Key Decisions for Investors

  • Long selective incretin franchise exposure via 9–12 month call spreads on NVO and LLY (buy 10–15% OTM call spreads). Size as a tactical bucket (1–2% notional each). Rationale: upside if real‑world persistence drives higher lifetime revenue; downside limited to premium. Target 2–3x premium on favorable adoption/coverage commentary; stop‑loss = full premium.
  • Long telehealth/behavioral weight‑management providers (e.g., TDOC or WW) via 6–12 month calls or modest equity buys. Rationale: these businesses monetize patient retention and transition patients off/on drugs; expected re‑rating if payers embrace bundled chronic care. Risk: if payers cut access, options expire worthless—keep position size small (<=1.5% NAV).
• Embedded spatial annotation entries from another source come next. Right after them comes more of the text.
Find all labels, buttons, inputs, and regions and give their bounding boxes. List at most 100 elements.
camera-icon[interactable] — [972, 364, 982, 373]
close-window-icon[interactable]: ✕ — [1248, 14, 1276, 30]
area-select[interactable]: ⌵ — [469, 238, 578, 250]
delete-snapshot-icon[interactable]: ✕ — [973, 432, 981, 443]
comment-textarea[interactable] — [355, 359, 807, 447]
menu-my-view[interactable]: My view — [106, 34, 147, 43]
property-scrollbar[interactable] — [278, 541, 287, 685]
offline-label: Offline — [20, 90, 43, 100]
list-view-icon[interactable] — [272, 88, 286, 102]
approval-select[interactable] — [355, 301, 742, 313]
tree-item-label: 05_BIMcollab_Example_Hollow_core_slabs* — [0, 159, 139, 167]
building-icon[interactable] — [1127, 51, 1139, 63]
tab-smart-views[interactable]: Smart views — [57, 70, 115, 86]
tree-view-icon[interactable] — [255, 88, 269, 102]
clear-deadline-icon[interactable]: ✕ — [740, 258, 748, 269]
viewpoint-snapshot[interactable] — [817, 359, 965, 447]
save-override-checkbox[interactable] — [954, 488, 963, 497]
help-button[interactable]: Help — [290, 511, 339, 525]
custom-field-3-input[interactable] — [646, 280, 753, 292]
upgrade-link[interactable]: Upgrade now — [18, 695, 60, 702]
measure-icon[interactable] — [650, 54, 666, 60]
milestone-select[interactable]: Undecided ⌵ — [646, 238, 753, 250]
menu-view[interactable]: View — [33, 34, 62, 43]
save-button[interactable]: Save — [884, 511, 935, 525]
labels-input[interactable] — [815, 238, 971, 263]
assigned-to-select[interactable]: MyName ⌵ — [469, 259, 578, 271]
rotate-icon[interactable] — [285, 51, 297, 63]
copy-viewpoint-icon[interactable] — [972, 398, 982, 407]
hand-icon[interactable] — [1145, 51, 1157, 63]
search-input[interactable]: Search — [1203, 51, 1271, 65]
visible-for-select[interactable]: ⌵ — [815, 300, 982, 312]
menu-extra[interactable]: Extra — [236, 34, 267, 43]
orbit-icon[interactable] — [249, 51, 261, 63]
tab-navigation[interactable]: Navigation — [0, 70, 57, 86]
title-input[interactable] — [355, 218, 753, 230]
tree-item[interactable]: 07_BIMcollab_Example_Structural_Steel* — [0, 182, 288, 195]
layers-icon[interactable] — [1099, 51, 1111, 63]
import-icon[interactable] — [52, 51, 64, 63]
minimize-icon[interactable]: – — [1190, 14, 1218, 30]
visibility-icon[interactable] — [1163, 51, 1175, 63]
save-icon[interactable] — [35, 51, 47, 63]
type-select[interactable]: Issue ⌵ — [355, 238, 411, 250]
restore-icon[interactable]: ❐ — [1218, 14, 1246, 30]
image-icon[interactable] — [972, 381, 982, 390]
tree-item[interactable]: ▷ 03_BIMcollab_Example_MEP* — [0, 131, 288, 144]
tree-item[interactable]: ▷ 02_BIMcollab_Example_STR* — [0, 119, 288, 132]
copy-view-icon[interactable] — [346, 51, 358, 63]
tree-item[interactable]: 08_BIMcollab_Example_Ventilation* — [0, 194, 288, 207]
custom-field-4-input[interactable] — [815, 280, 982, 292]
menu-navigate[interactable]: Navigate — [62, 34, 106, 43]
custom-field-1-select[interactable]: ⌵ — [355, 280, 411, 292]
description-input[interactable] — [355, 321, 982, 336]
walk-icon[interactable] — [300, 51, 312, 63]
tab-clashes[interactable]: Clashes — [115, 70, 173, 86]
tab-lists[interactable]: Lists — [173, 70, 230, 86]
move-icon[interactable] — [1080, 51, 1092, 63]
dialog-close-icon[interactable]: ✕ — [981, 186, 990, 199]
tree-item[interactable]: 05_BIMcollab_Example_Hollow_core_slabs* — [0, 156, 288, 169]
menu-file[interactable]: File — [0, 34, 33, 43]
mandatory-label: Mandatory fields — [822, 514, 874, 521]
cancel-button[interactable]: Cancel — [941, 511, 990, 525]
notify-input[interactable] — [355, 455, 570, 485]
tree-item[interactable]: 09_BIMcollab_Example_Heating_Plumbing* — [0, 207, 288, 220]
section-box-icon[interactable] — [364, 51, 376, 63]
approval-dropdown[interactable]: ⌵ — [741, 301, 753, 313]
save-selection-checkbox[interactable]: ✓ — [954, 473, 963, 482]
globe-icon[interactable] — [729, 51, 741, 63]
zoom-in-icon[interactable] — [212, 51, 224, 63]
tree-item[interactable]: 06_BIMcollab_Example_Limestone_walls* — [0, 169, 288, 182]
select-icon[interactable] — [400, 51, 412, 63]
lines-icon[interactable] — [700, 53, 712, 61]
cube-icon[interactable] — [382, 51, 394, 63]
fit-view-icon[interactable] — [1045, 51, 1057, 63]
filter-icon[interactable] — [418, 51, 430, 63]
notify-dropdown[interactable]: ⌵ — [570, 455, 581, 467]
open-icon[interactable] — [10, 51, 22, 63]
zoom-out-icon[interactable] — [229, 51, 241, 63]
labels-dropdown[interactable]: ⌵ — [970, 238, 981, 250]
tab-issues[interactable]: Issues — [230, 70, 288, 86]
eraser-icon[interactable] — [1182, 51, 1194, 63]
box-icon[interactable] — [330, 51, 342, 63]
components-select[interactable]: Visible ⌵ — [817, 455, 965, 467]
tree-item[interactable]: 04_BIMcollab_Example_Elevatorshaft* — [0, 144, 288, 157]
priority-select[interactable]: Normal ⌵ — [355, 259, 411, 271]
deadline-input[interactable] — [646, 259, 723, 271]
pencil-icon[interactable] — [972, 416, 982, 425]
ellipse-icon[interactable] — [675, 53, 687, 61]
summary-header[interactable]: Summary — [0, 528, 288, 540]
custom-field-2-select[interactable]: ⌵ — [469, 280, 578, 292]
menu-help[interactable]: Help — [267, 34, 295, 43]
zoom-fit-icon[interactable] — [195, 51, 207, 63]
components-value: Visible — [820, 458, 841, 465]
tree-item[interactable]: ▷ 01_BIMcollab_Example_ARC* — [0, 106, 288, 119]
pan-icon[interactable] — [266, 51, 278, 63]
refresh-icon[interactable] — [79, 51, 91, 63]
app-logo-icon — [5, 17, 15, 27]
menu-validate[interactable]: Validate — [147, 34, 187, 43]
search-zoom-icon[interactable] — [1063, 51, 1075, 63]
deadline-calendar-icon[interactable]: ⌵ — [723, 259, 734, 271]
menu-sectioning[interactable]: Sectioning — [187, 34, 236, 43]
  • Buy UNH (or other large PBM/payer equities) on 6–12 month horizon; thesis: PBMs capture negotiating leverage and can monetize chronic therapy management fees. Reward: incremental revenue per member per month and reduced churn; risk: regulatory/political headline risk that could compress P/E multiples—trim on >15% pop.
  • Pair trade: long leading drug franchises (LLY/NVO call spreads) vs underweight/short elective surgery exposure (ISRG) over 12–24 months. Rationale: continued medical management reduces elective surgical volumes; hedges broad health‑care beta. Size the short to be smaller than the long to control event‑risk from surgical backlog rebounds; target asymmetry 1.5:1.